Hingga suatu hari, Dara mengusulkan supaya kedua papa itu sedia masker. Jadi Dirga tak akan melihat wajah mereka secara langsung. Dan rupanya cara itu efektif. Dirga tak lagi muntah-muntah sampai masanya habis.

******

"Ga."
"Hm?"

Dara menatap sebal. Sedari tadi Dirga asyik membaca buku dan mengabaikan dirinya.

"Bacanya udahan kenapa," tukasnya.
"Nanggung sayang. Bentar lagi," jawabnya tanpa mengangkat wajahnya dari buku yang dibacanya.
"Bentar lagi... bentar lagi. Gitu aja sampek monyet revolusi jadi manusia."
"Eh, ngomongnya. Ibu hamil gak boleh ngomong aneh-aneh lo."
"Makanya, jangan dianggurin mulu dong," desisnya sebal. Dirga tersenyum. Menutup buku itu dan meletakkan di nakas samping ranjang.

"Udah. Terus mau apa, hm?"
Dirga menariknya dalam pelukan. Jadi Dirga ini tengah bersandar di headboard membaca buku. Dan Dara yang bosan mengganggunya. Hingga membuat pria itu terusik. Menyudahi kegiatannya. Daripada Dara ngambek malah bahaya. Tingkah jahilnya kadang tak bisa diprediksi.

"Nah, giliran ditanya malah diam kan?" ucap Dirga. Menciumi puncak kepala Dara. Aroma rambut dengan shampo khas itu menjadi favoritnya. Sesekali mengusap lengan wanita itu.

"Emm... itu--"

Dirga menjepit bibir manyun Dara dengan kedua jarinya.

"Iih kan... malah dicubit," protesnya.
"Haha. Makanya jangan manyun-manyun."
"Suka-suka akulah."
"Kalau gitu kalau aku cium juga suka-suka aku dong."

Dara bungkam.

"Haha. Bercanda sayang. Memang ada apa sih?"

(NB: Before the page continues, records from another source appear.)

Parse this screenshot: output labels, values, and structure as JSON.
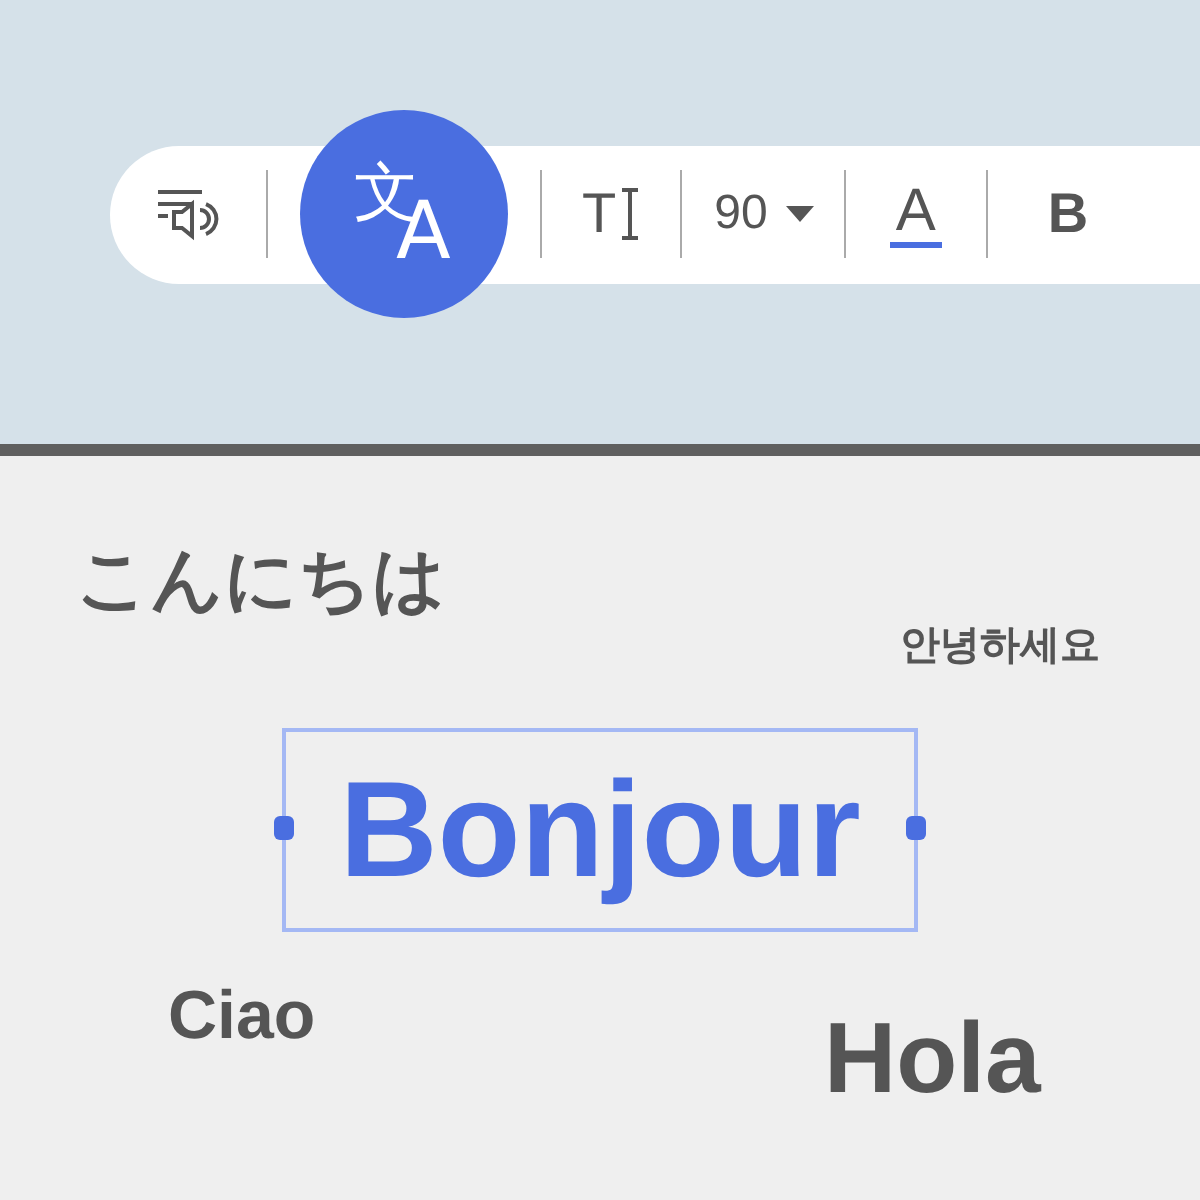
{
  "toolbar": {
    "items": [
      {
        "kind": "speak"
      },
      {
        "kind": "translate",
        "glyphs": [
          "文",
          "A"
        ],
        "selected": true
      },
      {
        "kind": "textstyle",
        "label": "T"
      },
      {
        "kind": "size",
        "label": "90"
      },
      {
        "kind": "color",
        "label": "A",
        "color": "#4a6ee0"
      },
      {
        "kind": "bold",
        "label": "B"
      }
    ]
  },
  "canvas": {
    "texts": [
      {
        "text": "こんにちは",
        "selected": false
      },
      {
        "text": "안녕하세요",
        "selected": false
      },
      {
        "text": "Bonjour",
        "selected": true
      },
      {
        "text": "Ciao",
        "selected": false
      },
      {
        "text": "Hola",
        "selected": false
      }
    ]
  }
}
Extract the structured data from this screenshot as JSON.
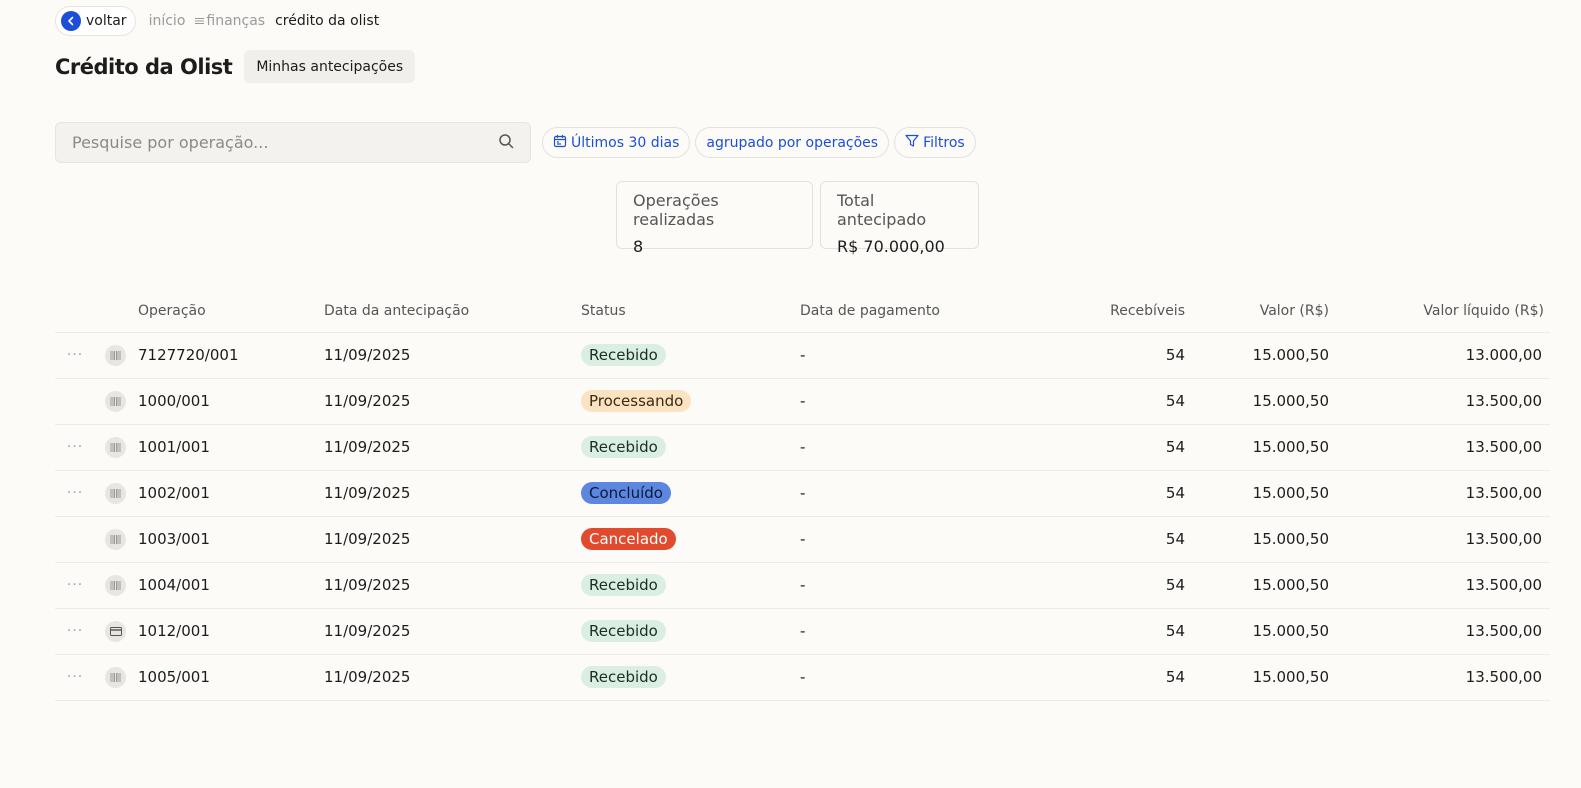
{
  "nav": {
    "back_label": "voltar",
    "crumb_home": "início",
    "crumb_finance": "finanças",
    "crumb_current": "crédito da olist"
  },
  "header": {
    "title": "Crédito da Olist",
    "tab_label": "Minhas antecipações"
  },
  "search": {
    "placeholder": "Pesquise por operação..."
  },
  "filters": {
    "period": "Últimos 30 dias",
    "grouping": "agrupado por operações",
    "more": "Filtros"
  },
  "stats": {
    "ops_label": "Operações realizadas",
    "ops_value": "8",
    "total_label": "Total antecipado",
    "total_value": "R$ 70.000,00"
  },
  "table": {
    "columns": [
      "Operação",
      "Data da antecipação",
      "Status",
      "Data de pagamento",
      "Recebíveis",
      "Valor (R$)",
      "Valor líquido (R$)"
    ],
    "rows": [
      {
        "menu": "···",
        "icon": "barcode-icon",
        "op": "7127720/001",
        "date": "11/09/2025",
        "status": "Recebido",
        "pay": "-",
        "rec": "54",
        "value": "15.000,50",
        "net": "13.000,00"
      },
      {
        "menu": "",
        "icon": "barcode-icon",
        "op": "1000/001",
        "date": "11/09/2025",
        "status": "Processando",
        "pay": "-",
        "rec": "54",
        "value": "15.000,50",
        "net": "13.500,00"
      },
      {
        "menu": "···",
        "icon": "barcode-icon",
        "op": "1001/001",
        "date": "11/09/2025",
        "status": "Recebido",
        "pay": "-",
        "rec": "54",
        "value": "15.000,50",
        "net": "13.500,00"
      },
      {
        "menu": "···",
        "icon": "barcode-icon",
        "op": "1002/001",
        "date": "11/09/2025",
        "status": "Concluído",
        "pay": "-",
        "rec": "54",
        "value": "15.000,50",
        "net": "13.500,00"
      },
      {
        "menu": "",
        "icon": "barcode-icon",
        "op": "1003/001",
        "date": "11/09/2025",
        "status": "Cancelado",
        "pay": "-",
        "rec": "54",
        "value": "15.000,50",
        "net": "13.500,00"
      },
      {
        "menu": "···",
        "icon": "barcode-icon",
        "op": "1004/001",
        "date": "11/09/2025",
        "status": "Recebido",
        "pay": "-",
        "rec": "54",
        "value": "15.000,50",
        "net": "13.500,00"
      },
      {
        "menu": "···",
        "icon": "card-icon",
        "op": "1012/001",
        "date": "11/09/2025",
        "status": "Recebido",
        "pay": "-",
        "rec": "54",
        "value": "15.000,50",
        "net": "13.500,00"
      },
      {
        "menu": "···",
        "icon": "barcode-icon",
        "op": "1005/001",
        "date": "11/09/2025",
        "status": "Recebido",
        "pay": "-",
        "rec": "54",
        "value": "15.000,50",
        "net": "13.500,00"
      }
    ]
  },
  "status_colors": {
    "Recebido": "#dbeee2",
    "Processando": "#fbe3c2",
    "Concluído": "#5d86e0",
    "Cancelado": "#e14a2d"
  },
  "accent_color": "#1d4ed8"
}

Dara menghela napas dan menghembuskannya pelan.

"Aku kok kepikiran sama Dita ya..." ucapnya. Mendongak untuk melihat reaksi Dirga. Tapi pria itu diam saja.

"Sejak kecelakaan itu, aku bahkan belum sekalipun menjenguknya. Huft..."
"Apa Raka menghubungimu?"
"Raka?" Dirga mengangguk.
"Tidak. Dia pernah chat, tapi tidak aku balas. Mungkin dia mengiranya aku kan masih Preta."
Dirga manggut-manggut.
"Lalu, mau gimana? Apa mau menjenguknya?"
"Emang boleh?"
Dirga terdiam sejenak, lalu mengangguk.
"Iya. Mau kapan? Nanti biar aku yang antar."
Senyum Dara merekah. Mengeratkan pelukannya.

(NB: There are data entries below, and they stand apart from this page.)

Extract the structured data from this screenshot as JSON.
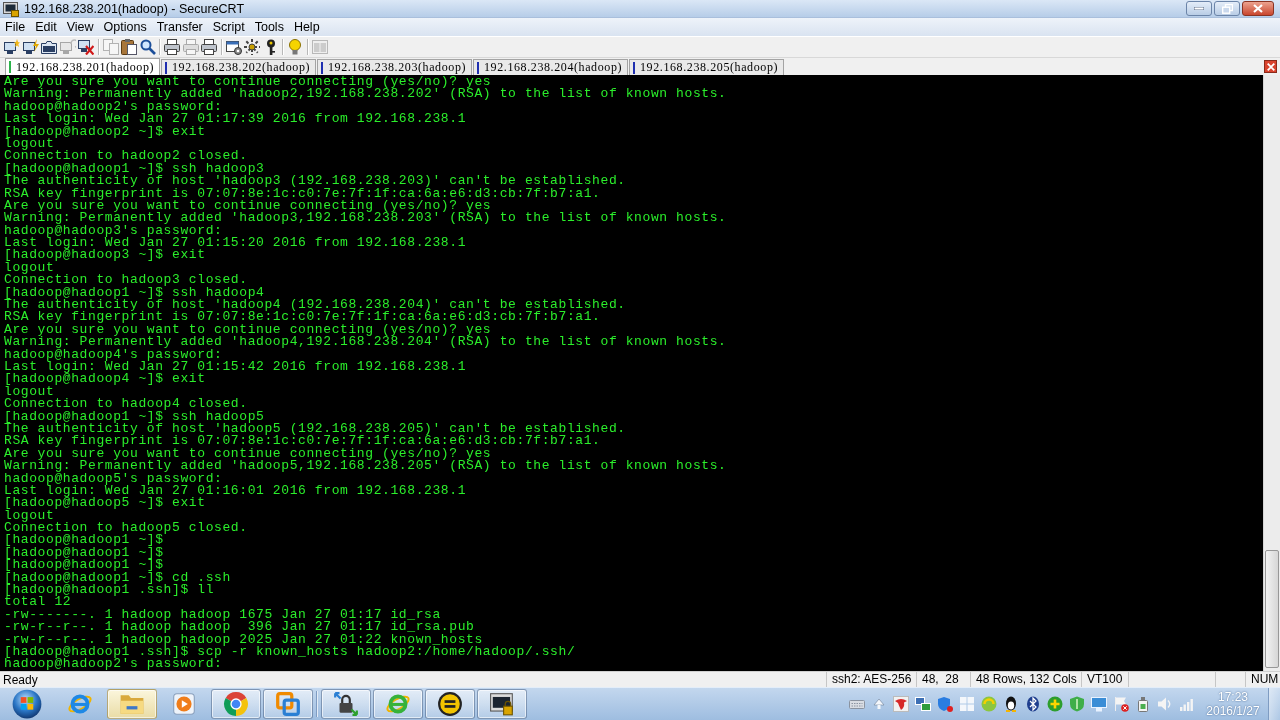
{
  "window": {
    "title": "192.168.238.201(hadoop) - SecureCRT"
  },
  "menu": [
    "File",
    "Edit",
    "View",
    "Options",
    "Transfer",
    "Script",
    "Tools",
    "Help"
  ],
  "toolbar": [
    {
      "buttons": [
        {
          "kind": "connect",
          "disabled": false
        },
        {
          "kind": "quickconnect",
          "disabled": false
        },
        {
          "kind": "tabconnect",
          "disabled": false
        },
        {
          "kind": "reconnect",
          "disabled": true
        },
        {
          "kind": "disconnect",
          "disabled": false
        }
      ]
    },
    {
      "buttons": [
        {
          "kind": "copy",
          "disabled": true
        },
        {
          "kind": "paste",
          "disabled": false
        },
        {
          "kind": "find",
          "disabled": false
        }
      ]
    },
    {
      "buttons": [
        {
          "kind": "printscreen",
          "disabled": false
        },
        {
          "kind": "printselection",
          "disabled": true
        },
        {
          "kind": "print",
          "disabled": false
        }
      ]
    },
    {
      "buttons": [
        {
          "kind": "session",
          "disabled": false
        },
        {
          "kind": "options",
          "disabled": false
        },
        {
          "kind": "keymap",
          "disabled": false
        }
      ]
    },
    {
      "buttons": [
        {
          "kind": "help",
          "disabled": false
        }
      ]
    },
    {
      "buttons": [
        {
          "kind": "tile",
          "disabled": true
        }
      ]
    }
  ],
  "tabs": [
    {
      "label": "192.168.238.201(hadoop)",
      "selected": true,
      "color": "#2bb34a"
    },
    {
      "label": "192.168.238.202(hadoop)",
      "selected": false,
      "color": "#1f2fb0"
    },
    {
      "label": "192.168.238.203(hadoop)",
      "selected": false,
      "color": "#1f2fb0"
    },
    {
      "label": "192.168.238.204(hadoop)",
      "selected": false,
      "color": "#1f2fb0"
    },
    {
      "label": "192.168.238.205(hadoop)",
      "selected": false,
      "color": "#1f2fb0"
    }
  ],
  "terminal": {
    "lines": [
      "Are you sure you want to continue connecting (yes/no)? yes",
      "Warning: Permanently added 'hadoop2,192.168.238.202' (RSA) to the list of known hosts.",
      "hadoop@hadoop2's password:",
      "Last login: Wed Jan 27 01:17:39 2016 from 192.168.238.1",
      "[hadoop@hadoop2 ~]$ exit",
      "logout",
      "Connection to hadoop2 closed.",
      "[hadoop@hadoop1 ~]$ ssh hadoop3",
      "The authenticity of host 'hadoop3 (192.168.238.203)' can't be established.",
      "RSA key fingerprint is 07:07:8e:1c:c0:7e:7f:1f:ca:6a:e6:d3:cb:7f:b7:a1.",
      "Are you sure you want to continue connecting (yes/no)? yes",
      "Warning: Permanently added 'hadoop3,192.168.238.203' (RSA) to the list of known hosts.",
      "hadoop@hadoop3's password:",
      "Last login: Wed Jan 27 01:15:20 2016 from 192.168.238.1",
      "[hadoop@hadoop3 ~]$ exit",
      "logout",
      "Connection to hadoop3 closed.",
      "[hadoop@hadoop1 ~]$ ssh hadoop4",
      "The authenticity of host 'hadoop4 (192.168.238.204)' can't be established.",
      "RSA key fingerprint is 07:07:8e:1c:c0:7e:7f:1f:ca:6a:e6:d3:cb:7f:b7:a1.",
      "Are you sure you want to continue connecting (yes/no)? yes",
      "Warning: Permanently added 'hadoop4,192.168.238.204' (RSA) to the list of known hosts.",
      "hadoop@hadoop4's password:",
      "Last login: Wed Jan 27 01:15:42 2016 from 192.168.238.1",
      "[hadoop@hadoop4 ~]$ exit",
      "logout",
      "Connection to hadoop4 closed.",
      "[hadoop@hadoop1 ~]$ ssh hadoop5",
      "The authenticity of host 'hadoop5 (192.168.238.205)' can't be established.",
      "RSA key fingerprint is 07:07:8e:1c:c0:7e:7f:1f:ca:6a:e6:d3:cb:7f:b7:a1.",
      "Are you sure you want to continue connecting (yes/no)? yes",
      "Warning: Permanently added 'hadoop5,192.168.238.205' (RSA) to the list of known hosts.",
      "hadoop@hadoop5's password:",
      "Last login: Wed Jan 27 01:16:01 2016 from 192.168.238.1",
      "[hadoop@hadoop5 ~]$ exit",
      "logout",
      "Connection to hadoop5 closed.",
      "[hadoop@hadoop1 ~]$",
      "[hadoop@hadoop1 ~]$",
      "[hadoop@hadoop1 ~]$",
      "[hadoop@hadoop1 ~]$ cd .ssh",
      "[hadoop@hadoop1 .ssh]$ ll",
      "total 12",
      "-rw-------. 1 hadoop hadoop 1675 Jan 27 01:17 id_rsa",
      "-rw-r--r--. 1 hadoop hadoop  396 Jan 27 01:17 id_rsa.pub",
      "-rw-r--r--. 1 hadoop hadoop 2025 Jan 27 01:22 known_hosts",
      "[hadoop@hadoop1 .ssh]$ scp -r known_hosts hadoop2:/home/hadoop/.ssh/",
      "hadoop@hadoop2's password:"
    ]
  },
  "status_bar": {
    "message": "Ready",
    "cells": [
      "ssh2: AES-256",
      "48,  28",
      "48 Rows, 132 Cols",
      "VT100"
    ],
    "indicators": [
      "NUM"
    ]
  },
  "taskbar": {
    "groups": [
      {
        "buttons": [
          {
            "kind": "ie",
            "running": false,
            "highlighted": false
          },
          {
            "kind": "folder",
            "running": true,
            "highlighted": true
          },
          {
            "kind": "media",
            "running": false,
            "highlighted": false
          },
          {
            "kind": "chrome",
            "running": true,
            "highlighted": false
          },
          {
            "kind": "vmware",
            "running": true,
            "highlighted": false
          }
        ]
      },
      {
        "buttons": [
          {
            "kind": "lock",
            "running": true,
            "highlighted": false
          },
          {
            "kind": "ie2",
            "running": true,
            "highlighted": false
          },
          {
            "kind": "ue",
            "running": true,
            "highlighted": false
          },
          {
            "kind": "securecrt",
            "running": true,
            "highlighted": false
          }
        ]
      }
    ],
    "clock": {
      "time": "17:23",
      "date": "2016/1/27"
    }
  }
}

"Kamu tahu, beberapa hari ini aku kepikiran dia terus. Kasihan tahu, Ga. Ya meski dia salah, tapi gak ada salahnya juga kan kalau kita jenguk dia? Dan aku rasa, mungkin yaa... Dita pernah kesal padaku karena kita juga kan sering bertengkar. Jadi sebenarnya kita sama-sama salah."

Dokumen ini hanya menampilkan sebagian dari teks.